Though school funding is at the forefront of concerns among legislators and education policy experts, it is one among several issues that will make for a busy education agenda for the 126th Legislature, which convenes Tuesday. Those issues include several major policy changes enacted in the past two years, ranging from the implementation of a teacher and principal evaluation and training system to an overhaul of the state’s school funding formula, as well as heightened concerns about school security, spurred by last month’s tragic elementary school massacre in Newtown, Conn.
Any way you cut it, balancing education policy changes with available funding won’t be easy, according to Connie Brown, who as of last week is the new executive director of the Maine School Management Association.
“When you look at the past five or six years of resource erosion, eventually you get into core programs,” said Brown. “I think that’s where schools in Maine are right now. You end up needing to look at programs that unfortunately impact people and teachers. We’re all working really hard to insulate kids from those impacts, but with the erosion of funding that we’ve seen, that’s become increasingly more difficult, if not impossible.”
According to data provided by Brown’s organization, state and federal school funding in 2013 will fall below levels not seen since at least 2007, when general purpose aid for education stood at $914 million. With the help of $163 million in federal stimulus funds that came to Maine between 2009 and 2012, as well as $37 million in increased state aid during the past two years, school funding remained above $900 million per year, but will sink to about $897 million in the current fiscal year, due in part to the end of federal stimulus funding and a recent curtailment order by Gov. LePage that cuts $12.6 million from public school funding in response to lower-than-forecasted state revenues. Whether further cuts to education funding will be included in an expected supplemental budget bill for the current fiscal year or in LePage’s two-year biennial budget proposal are unclear.
“The first and foremost thing on everyone’s mind is working through these funding issues,” said Brown.
Sen. Seth Goodall, D-Sagadahoc, incoming Senate Majority Leader, said his caucus is singularly focused on providing as much funding as possible.
“As Democrats we’re very focused on limiting the impact to our public schools,” he said. “We’re going to do everything we can to advocate for a strong position for public education.”
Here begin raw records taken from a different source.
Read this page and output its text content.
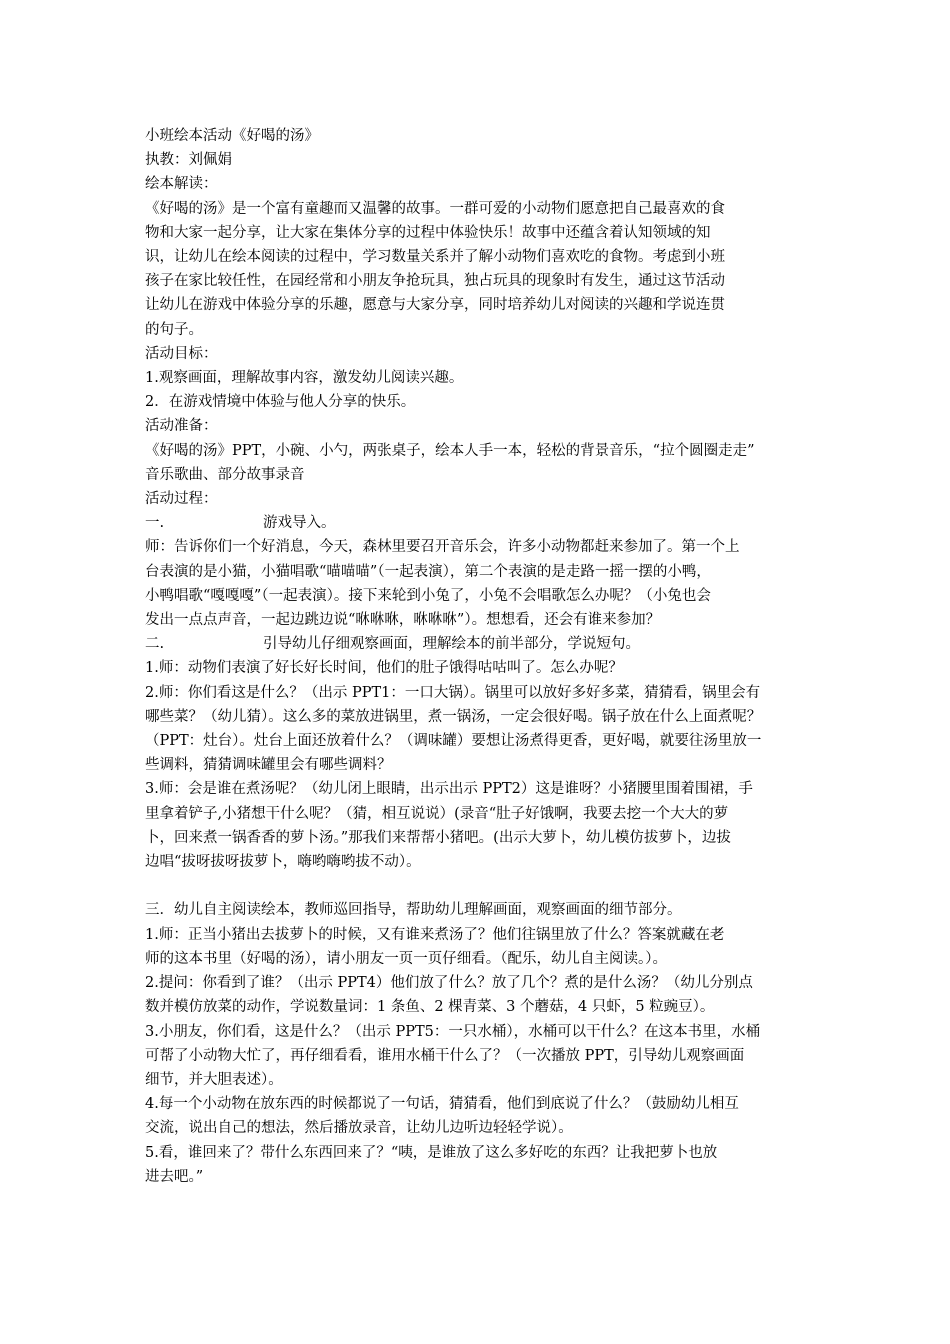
小班绘本活动《好喝的汤》
执教：刘佩娟
绘本解读：
《好喝的汤》是一个富有童趣而又温馨的故事。一群可爱的小动物们愿意把自己最喜欢的食
物和大家一起分享，让大家在集体分享的过程中体验快乐！故事中还蕴含着认知领域的知
识，让幼儿在绘本阅读的过程中，学习数量关系并了解小动物们喜欢吃的食物。考虑到小班
孩子在家比较任性，在园经常和小朋友争抢玩具，独占玩具的现象时有发生，通过这节活动
让幼儿在游戏中体验分享的乐趣，愿意与大家分享，同时培养幼儿对阅读的兴趣和学说连贯
的句子。
活动目标：
1.观察画面，理解故事内容，激发幼儿阅读兴趣。
2．在游戏情境中体验与他人分享的快乐。
活动准备：
《好喝的汤》PPT，小碗、小勺，两张桌子，绘本人手一本，轻松的背景音乐，“拉个圆圈走走”
音乐歌曲、部分故事录音
活动过程：
一.	游戏导入。
师：告诉你们一个好消息，今天，森林里要召开音乐会，许多小动物都赶来参加了。第一个上
台表演的是小猫，小猫唱歌“喵喵喵”（一起表演），第二个表演的是走路一摇一摆的小鸭，
小鸭唱歌“嘎嘎嘎”（一起表演）。接下来轮到小兔了，小兔不会唱歌怎么办呢？（小兔也会
发出一点点声音，一起边跳边说“咻咻咻，咻咻咻”）。想想看，还会有谁来参加？
二.	引导幼儿仔细观察画面，理解绘本的前半部分，学说短句。
1.师：动物们表演了好长好长时间，他们的肚子饿得咕咕叫了。怎么办呢？
2.师：你们看这是什么？（出示 PPT1：一口大锅）。锅里可以放好多好多菜，猜猜看，锅里会有
哪些菜？（幼儿猜）。这么多的菜放进锅里，煮一锅汤，一定会很好喝。锅子放在什么上面煮呢？
（PPT：灶台）。灶台上面还放着什么？（调味罐）要想让汤煮得更香，更好喝，就要往汤里放一
些调料，猜猜调味罐里会有哪些调料？
3.师：会是谁在煮汤呢？（幼儿闭上眼睛，出示出示 PPT2）这是谁呀？小猪腰里围着围裙，手
里拿着铲子,小猪想干什么呢？（猜，相互说说）(录音“肚子好饿啊，我要去挖一个大大的萝
卜，回来煮一锅香香的萝卜汤。”那我们来帮帮小猪吧。(出示大萝卜，幼儿模仿拔萝卜，边拔
边唱“拔呀拔呀拔萝卜，嗨哟嗨哟拔不动）。
三．幼儿自主阅读绘本，教师巡回指导，帮助幼儿理解画面，观察画面的细节部分。
1.师：正当小猪出去拔萝卜的时候，又有谁来煮汤了？他们往锅里放了什么？答案就藏在老
师的这本书里（好喝的汤），请小朋友一页一页仔细看。（配乐，幼儿自主阅读。）。
2.提问：你看到了谁？（出示 PPT4）他们放了什么？放了几个？煮的是什么汤？（幼儿分别点
数并模仿放菜的动作，学说数量词：1 条鱼、2 棵青菜、3 个蘑菇，4 只虾，5 粒豌豆）。
3.小朋友，你们看，这是什么？（出示 PPT5：一只水桶），水桶可以干什么？在这本书里，水桶
可帮了小动物大忙了，再仔细看看，谁用水桶干什么了？（一次播放 PPT，引导幼儿观察画面
细节，并大胆表述）。
4.每一个小动物在放东西的时候都说了一句话，猜猜看，他们到底说了什么？（鼓励幼儿相互
交流，说出自己的想法，然后播放录音，让幼儿边听边轻轻学说）。
5.看，谁回来了？带什么东西回来了？“咦，是谁放了这么多好吃的东西？让我把萝卜也放
进去吧。”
According to Brown and Maine Education Association President Lois Kilby-Chesley, the creation of more charter schools would only increase financial pressures on Maine schools. Of chief concern to some is the creation of so-called virtual charter schools, two of which are under consideration by the Maine Charter School Commission. Some say virtual charter schools, which allow students to take classes over the Internet, have had questionable success elsewhere and would drain even more money from public school coffers.
Sen. Chris Johnson, D-Lincoln County, a member of the Education Committee, said his caucus will tread very carefully when it comes to virtual charter schools, perhaps by advocating for an incremental roll-out that combines online offerings with existing public school programs.
“I think it would be smarter for the state to pursue those options before moving to something more drastic,” he said.